On change radicalement d’atmosphère. Adieu la Caraïbe, bonjour la Suède, Stockholm plus précisément, le 13 novembre 1967. Par une nuit pluvieuse, des policiers découvrent dans un bus accidenté un véritable carnage. Huit personnes tuées par balles et une survivante. Pas pour longtemps ! Aucun indice, aucun mobile, pas de revendication… et la présence parmi les victimes d’un officier de police qui n’avait à priori absolument rien à faire là. Pour le commissaire Martin Beck, chargé de l’enquête, l’affaire ne s’annonce pas sous les meilleurs hospices. Avec ses hommes, il entreprend l’identification de chaque victime et étudie minutieusement leur passé respectif. C’est là, précisément dans ce passé, qu’il finit par trouver des explications… Avec un graphisme inhabituel pour un polar mais finalement très séduisant, Martin Viot et Roger Seiter signent une adaptation absolument captivante d’un grand classique du polar suédois, quatrième et meilleur roman d’une série policière écrite par Per Wahlöö et Maj Sjöwall dans les années 60-70. Page après page, Le Policier qui rit plonge le lecteur dans le long et minutieux travail des policiers tout en posant un regard singulier sur la société suédoise… E.G.

Dans le détail:

Adios Muchachos, de Bacilieri, Chavarria et Matz. Editions Casterman. 18 €.

Le Policier qui rit, de Viot, Seiter, Sjöwall et Wahlöö. Editions Casterman. 18 €.

02 Oct

L’Ostie d’chat (tome 1), de Iris et Zviane. Editions Delcourt. 8,95 euros.

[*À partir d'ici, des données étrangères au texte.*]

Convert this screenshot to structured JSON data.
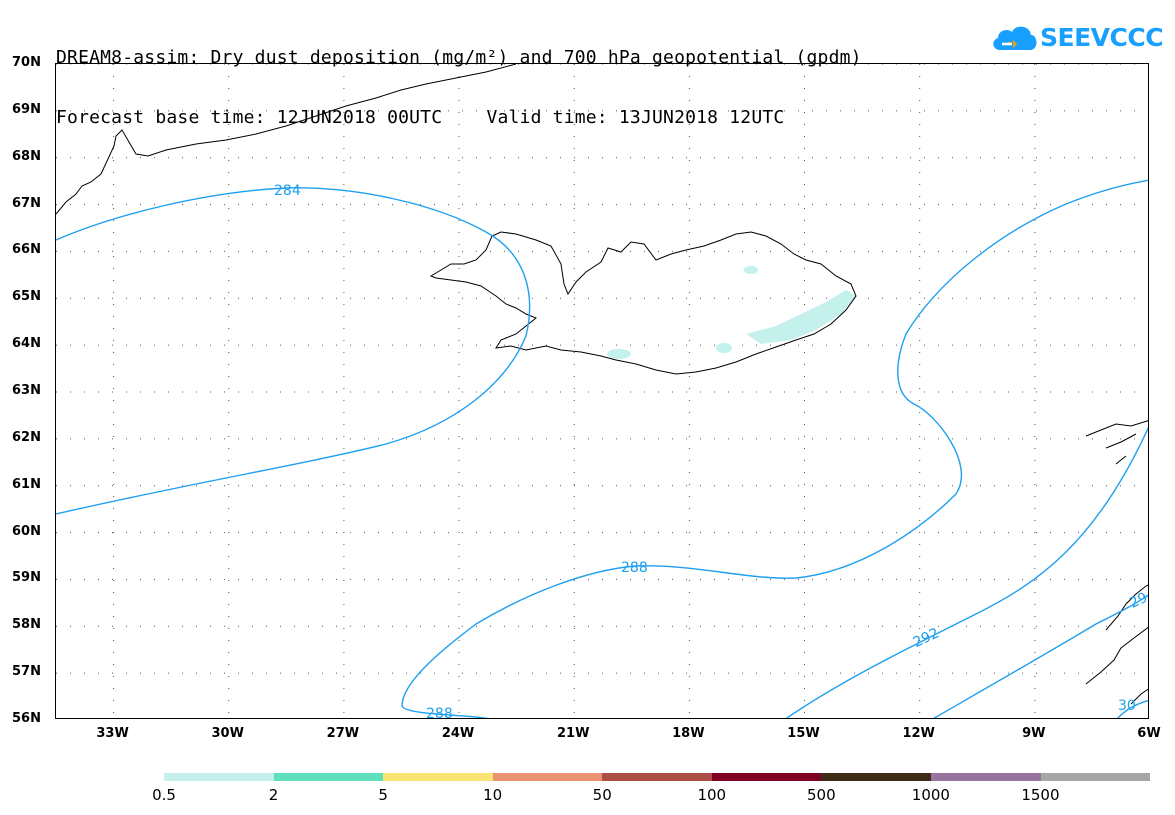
{
  "title": {
    "line1": "DREAM8-assim: Dry dust deposition (mg/m²) and 700 hPa geopotential (gpdm)",
    "line2": "Forecast base time: 12JUN2018 00UTC    Valid time: 13JUN2018 12UTC"
  },
  "logo": {
    "text": "SEEVCCC",
    "icon": "cloud-logo-icon",
    "color": "#19a0ff"
  },
  "map": {
    "region": "North Atlantic / Iceland",
    "projection": "lat-lon",
    "lat_range": [
      56,
      70
    ],
    "lon_range": [
      -34.5,
      -6
    ],
    "grid": true,
    "lat_labels": [
      "70N",
      "69N",
      "68N",
      "67N",
      "66N",
      "65N",
      "64N",
      "63N",
      "62N",
      "61N",
      "60N",
      "59N",
      "58N",
      "57N",
      "56N"
    ],
    "lon_labels": [
      "33W",
      "30W",
      "27W",
      "24W",
      "21W",
      "18W",
      "15W",
      "12W",
      "9W",
      "6W"
    ],
    "contour_color": "#1e9ff0",
    "contour_labels": [
      "284",
      "288",
      "288",
      "292",
      "29",
      "30"
    ]
  },
  "colorbar": {
    "colors": [
      "#c4f1ec",
      "#5ee0bb",
      "#f8e571",
      "#e99370",
      "#ad4e44",
      "#7e0022",
      "#3e2b18",
      "#97749f",
      "#a6a6a6"
    ],
    "labels": [
      "0.5",
      "2",
      "5",
      "10",
      "50",
      "100",
      "500",
      "1000",
      "1500"
    ]
  }
}
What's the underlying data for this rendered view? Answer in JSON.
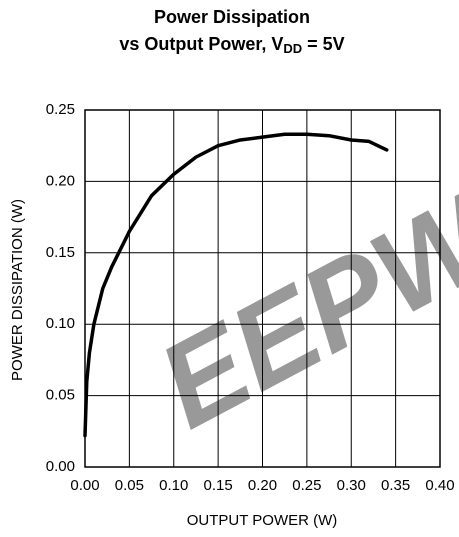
{
  "chart_data": {
    "type": "line",
    "title": {
      "line1": "Power Dissipation",
      "line2": {
        "text": "vs Output Power, V",
        "subscript": "DD",
        "suffix": " = 5V"
      }
    },
    "xlabel": "OUTPUT POWER (W)",
    "ylabel": "POWER DISSIPATION (W)",
    "watermark": "EEPW",
    "x": [
      0.0,
      0.002,
      0.005,
      0.01,
      0.02,
      0.03,
      0.05,
      0.075,
      0.1,
      0.125,
      0.15,
      0.175,
      0.2,
      0.225,
      0.25,
      0.275,
      0.3,
      0.32,
      0.34
    ],
    "values": [
      0.022,
      0.06,
      0.08,
      0.1,
      0.125,
      0.14,
      0.165,
      0.19,
      0.205,
      0.217,
      0.225,
      0.229,
      0.231,
      0.233,
      0.233,
      0.232,
      0.229,
      0.228,
      0.222
    ],
    "color": "#000000",
    "xlim": [
      0,
      0.4
    ],
    "xticks": [
      {
        "value": 0,
        "label": "0.00"
      },
      {
        "value": 0.05,
        "label": "0.05"
      },
      {
        "value": 0.1,
        "label": "0.10"
      },
      {
        "value": 0.15,
        "label": "0.15"
      },
      {
        "value": 0.2,
        "label": "0.20"
      },
      {
        "value": 0.25,
        "label": "0.25"
      },
      {
        "value": 0.3,
        "label": "0.30"
      },
      {
        "value": 0.35,
        "label": "0.35"
      },
      {
        "value": 0.4,
        "label": "0.40"
      }
    ],
    "ylim": [
      0,
      0.25
    ],
    "yticks": [
      {
        "value": 0,
        "label": "0.00"
      },
      {
        "value": 0.05,
        "label": "0.05"
      },
      {
        "value": 0.1,
        "label": "0.10"
      },
      {
        "value": 0.15,
        "label": "0.15"
      },
      {
        "value": 0.2,
        "label": "0.20"
      },
      {
        "value": 0.25,
        "label": "0.25"
      }
    ],
    "grid": true
  }
}
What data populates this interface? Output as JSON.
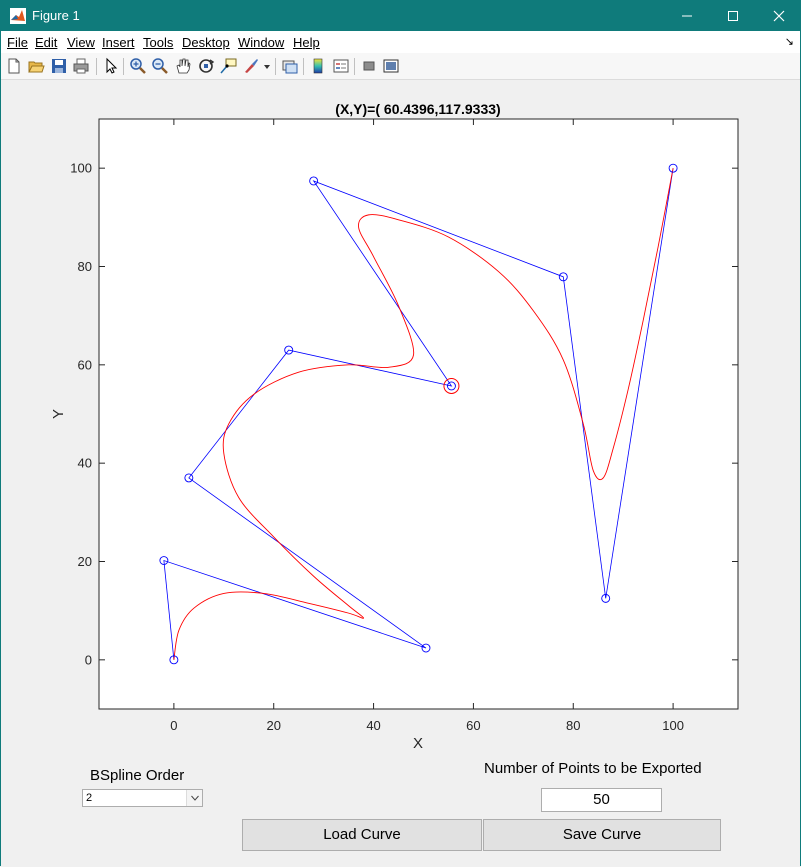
{
  "window": {
    "title": "Figure 1",
    "titlebar_color": "#0f7b7b"
  },
  "menu": [
    "File",
    "Edit",
    "View",
    "Insert",
    "Tools",
    "Desktop",
    "Window",
    "Help"
  ],
  "toolbar_icons": [
    "new-figure-icon",
    "open-file-icon",
    "save-icon",
    "print-icon",
    "pointer-icon",
    "zoom-in-icon",
    "zoom-out-icon",
    "pan-icon",
    "rotate-3d-icon",
    "data-cursor-icon",
    "brush-icon",
    "brush-dropdown-icon",
    "link-plot-icon",
    "colorbar-icon",
    "legend-icon",
    "hide-plot-tools-icon",
    "show-plot-tools-icon"
  ],
  "plot": {
    "title": "(X,Y)=( 60.4396,117.9333)",
    "xlabel": "X",
    "ylabel": "Y"
  },
  "chart_data": {
    "type": "line",
    "title": "(X,Y)=( 60.4396,117.9333)",
    "xlabel": "X",
    "ylabel": "Y",
    "xlim": [
      -15,
      113
    ],
    "ylim": [
      -10,
      110
    ],
    "xticks": [
      0,
      20,
      40,
      60,
      80,
      100
    ],
    "yticks": [
      0,
      20,
      40,
      60,
      80,
      100
    ],
    "grid": false,
    "colors": {
      "control_polygon": "#0000ff",
      "curve": "#ff0000",
      "selected": "#ff0000"
    },
    "control_points": [
      [
        0,
        0
      ],
      [
        -2,
        20.2
      ],
      [
        50.5,
        2.4
      ],
      [
        3,
        37
      ],
      [
        23,
        63
      ],
      [
        55.6,
        55.7
      ],
      [
        28,
        97.4
      ],
      [
        78,
        77.9
      ],
      [
        86.5,
        12.5
      ],
      [
        100,
        100
      ]
    ],
    "selected_point": [
      55.6,
      55.7
    ],
    "curve": [
      [
        0,
        0
      ],
      [
        1,
        6
      ],
      [
        4,
        10.5
      ],
      [
        10,
        13.5
      ],
      [
        18,
        13.5
      ],
      [
        27,
        11.5
      ],
      [
        35,
        9.5
      ],
      [
        38,
        8.5
      ],
      [
        35,
        11
      ],
      [
        28,
        17
      ],
      [
        20,
        25
      ],
      [
        13,
        33
      ],
      [
        10,
        42
      ],
      [
        11,
        48
      ],
      [
        16,
        54
      ],
      [
        25,
        58.5
      ],
      [
        35,
        60
      ],
      [
        43,
        59.5
      ],
      [
        48,
        62
      ],
      [
        45,
        72
      ],
      [
        40,
        82
      ],
      [
        37,
        88
      ],
      [
        39,
        90.5
      ],
      [
        45,
        89.5
      ],
      [
        55,
        86
      ],
      [
        65,
        79
      ],
      [
        72,
        71
      ],
      [
        78,
        61
      ],
      [
        82,
        48
      ],
      [
        84,
        38.5
      ],
      [
        86,
        37
      ],
      [
        88,
        43
      ],
      [
        91,
        55
      ],
      [
        94,
        69
      ],
      [
        97,
        84
      ],
      [
        100,
        100
      ]
    ]
  },
  "controls": {
    "bspline_order_label": "BSpline Order",
    "bspline_order_value": "2",
    "npts_label": "Number of Points to be Exported",
    "npts_value": "50",
    "load_button": "Load Curve",
    "save_button": "Save Curve"
  }
}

Une histoire de chat ? Pas vraiment. Enfin, pas seulement. En fait, un ostie d’chat, comprenez un « putain d’chat » se retrouve baladé entre deux potes qui n’ont pas trouvé le courage de le mettre une bonne fois pour toutes dehors. Alors l’ostie d’chat en question est un jour chez l’un, un jour chez l’autre, en fonction des disponibilités et des humeurs de chacun. Son nom : Legolas. Lego pour les intimes ! Voilà pour l’animal à quatre pattes. Côté deux pattes maintenant, Jean-Seb et Jasmin se connaissent depuis leur plus tendre jeunesse et ont, dit-on, pour fâcheuse habitude de se piquer leurs blondes respectives. Tandis que Jean-Seb collectionne ou plus exactement tente de collectionner les aventures sans lendemain, Jasmin, lui, fait le tour des locaux de pratique comme on dit au Québec. Rassurez-vous, rien de bien immoral dans cette démarche puisque les locaux de pratique sont en fait des locaux de répétition. Et Jasmin, mordu de musique, est actuellement à la recherche d’un groupe…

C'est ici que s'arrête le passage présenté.